Bab 26

271K 15.5K 71
                                    

Vivian pov.

***

Minggu ini, di saat hariku terbiasa bermalas-malasan atau tidur sampai siang harus dihancurkan dengan teriakan Rima yang memaksaku bangun dan menemaninya hangout. Aku benci dipaksa keluar dari ranjangku begini. Tapi menolak Rima bukanlah pilihan bagus karena gadis itu akan terus rewel dan akhirnya aku beranjak juga.

Masih dengan gestur malas aku memasang sneaker putihku sambil berjongkok di depan pintu. Dovy aku titipkan di tempat Salsa. Tidak mungkin aku membiarkan anjing besar itu sendirian dan mengacak-acak rumah jika kelaparan.

Aku melirik sinis ke arah Rima yang sudah tidak sabar menunggu sambil bersidekap. Biar saja. Toh, salah siapa mengajakku. Biasanya juga dia pergi sendiri.

Sambil menghentak kesal, aku akhirnya membuka pintu mobil juga dan duduk di samping kemudi.

"Lo, tuh. Seharusnya rajin-rajin refreshing, Vi. Biar otak lo nggak kolot. Lagian ini ibubkota, bukan Lampung. Lo bisa milih ke tempat mana aja yang lo mau," katanya setelah mobil membelah jalan raya.

"Lampung juga banyak tempat hiburan, kok.

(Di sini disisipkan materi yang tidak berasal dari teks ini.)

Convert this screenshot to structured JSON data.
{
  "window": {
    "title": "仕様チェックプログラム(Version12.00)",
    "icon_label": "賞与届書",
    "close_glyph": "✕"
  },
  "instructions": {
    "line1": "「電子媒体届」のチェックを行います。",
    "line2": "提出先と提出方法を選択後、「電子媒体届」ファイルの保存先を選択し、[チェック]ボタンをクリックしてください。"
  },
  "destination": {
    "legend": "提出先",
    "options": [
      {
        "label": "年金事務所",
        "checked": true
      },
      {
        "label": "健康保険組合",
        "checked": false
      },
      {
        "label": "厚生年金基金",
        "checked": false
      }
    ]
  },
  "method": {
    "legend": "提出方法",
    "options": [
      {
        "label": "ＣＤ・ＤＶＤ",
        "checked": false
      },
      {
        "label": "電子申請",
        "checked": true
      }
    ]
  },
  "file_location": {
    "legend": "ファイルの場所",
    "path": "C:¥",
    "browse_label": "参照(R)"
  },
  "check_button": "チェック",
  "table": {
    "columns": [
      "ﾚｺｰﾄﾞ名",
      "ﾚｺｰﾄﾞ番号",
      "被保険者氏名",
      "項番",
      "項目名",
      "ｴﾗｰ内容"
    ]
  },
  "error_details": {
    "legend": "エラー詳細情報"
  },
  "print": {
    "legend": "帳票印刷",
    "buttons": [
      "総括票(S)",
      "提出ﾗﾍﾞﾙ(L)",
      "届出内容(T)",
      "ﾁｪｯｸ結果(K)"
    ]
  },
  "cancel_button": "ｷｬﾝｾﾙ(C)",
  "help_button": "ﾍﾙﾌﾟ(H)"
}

Pantai Pahawang, Way Kambas, mana lagi?"

"Serously lo mau ke tempat begitu? Maksud gue, tempat hangout buat orang dewasa kayak kita." Rima menyela gemas sehingga mukanya tampak tertekuk. Aku malas menanggapinya dan memilih memeriksa ponsel yang dari tadi aku abaikan.

Benar saja, empat panggilan tak terjawab dari Keano langsung terlihat begitu aku membuka layar. Sedikit merasa bersalah, aku mencoba mengirimkan pesan.

Vivian: Gmn, Ken? Aku dipaksa ikut hangout sama Rima.

Keano: kmn?

Vivian: gatau juga. Ini masih di jalan. Kamu masih tidur?

Dua bulan berhubungan dengan Keano, sedikit banyak aku tahu kebiasaan pria itu yang selalu bangun siang di saat weekend.

Keano: udh bangun. Nnt kalo udh smp kasih tau aku dmn lokasinya.

Wait,

Jadi dia berniat menyusul gitu? Aku menoleh ke arah Rima, "Rim, Keano mau nyusul."

Cewek itu segera menoleh cepat, "Nggak. Ngapain nyusul segala?! Ini me time kita," sangkal Rima kembali menggebu-gebu.

Aku mendesah keras, lalu kembali memberitahu Keano untuk tidak usah menyusulku. Tentu saja pesanku itu tidak lantas membuat Keano menurut. Terbukti dari ponsel ku yang berdering sesaat setelah pesanku masuk.

"Kenapa nggak boleh ikut? Kamu jalan sama cowok lain?" tuduhnya begitu sambungan terhubung. Mataku melirik Rima, sahabatku itu mengisyaratkan dengan gelengan kepala. "Cuma berdua, Ken. Aku dan Rima. Dia nggak mau jadi obat nyamuk kalau kamu dateng."

"Obat nyamuk gimana? Kita bisa jalan bareng bertiga, kan?" Keano dengan ketidak pakaannya.

"Tetep aja. Dia bakalan jadi obat nyamuk!" Aku menyela greget. Tapi rupanya cowok di sana belum juga mau menyerah.

"Kalau gitu aku bawa Kara. Kita bisa jalan berempat. Gimana?"

Aku menjauhkan ponsel dan meminta pendapat Rima yang dari tadi melirik penasaran. "Dia bawa Kara. Lo ada temen ngobrol."